Figure 1. An overview of the experimental setup for the benchmark dataset generation.

1. A schematic presentation of a typical clone‐tracing experiment (see text for description).
2. To generate the benchmark barcode count datasets, we performed two independent high‐complexity DNA barcoding experiments on Mia‐PaCa‐II and OVCAR5 cell lines (see Materials and Methods for details). In each experiment, cells were collected after selection and expansion step (Fig 1A) to produce two cell pools (Pool A and Pool B). Cells in each pool were counted and mixed in a 50/50 ratio to produce “AB mix”. The AB mix was then sampled in various extents in two replicas to produce so‐called null samples with different numbers of cells (20 × 10³, 40 × 10³, 80 × 10³, 160 × 10³, 330 × 10³, 660 × 10³), but with the same expected representation of each barcode. Perturbed samples were generated by taking either 20, 40, 80 or 160 thousand cells from the AB mix, and adding an indicated percentages of cells from the Pool A (e.g. for sample with 160 × 10³ cells and perturbation degree of 35%, we added 160 × 10³ × 0.35 = 56 × 10³ cells from the Pool A). The number of replicas for each sample is indicated in circles next to the tube icon.

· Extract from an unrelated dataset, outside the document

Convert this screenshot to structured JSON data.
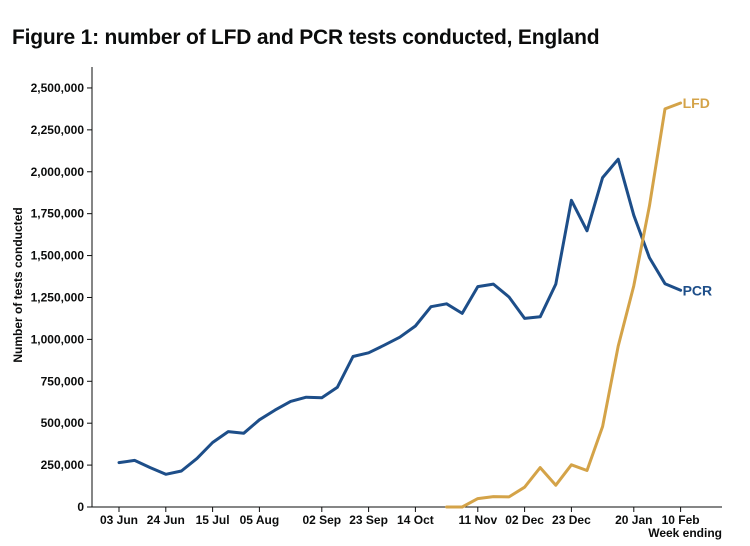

3. Barcode representation fold changes (log₂) in the null samples of the indicated sizes (number of cells sampled from the AB mix), relative to the mean of two Null‐660 replicas. Barcodes are ordered according to their size in the Null‐660 samples. Pool A barcodes are sorted in decreasing order, and Pool B barcodes are ordered in increasing order. Boxes represent interquartile ranges for each group of 53 observations. Whiskers indicate upper and lower quartiles. Central line corresponds to the median value.
4. Same data as in (C) but for the perturbed samples. Dotted lines indicate the expected barcode fold changes calculated using formula: (cells from pool A/total number of cells)/0.5, for the Pool A barcodes, and similarly for the Pool B barcodes. Data representation is the same as in (C).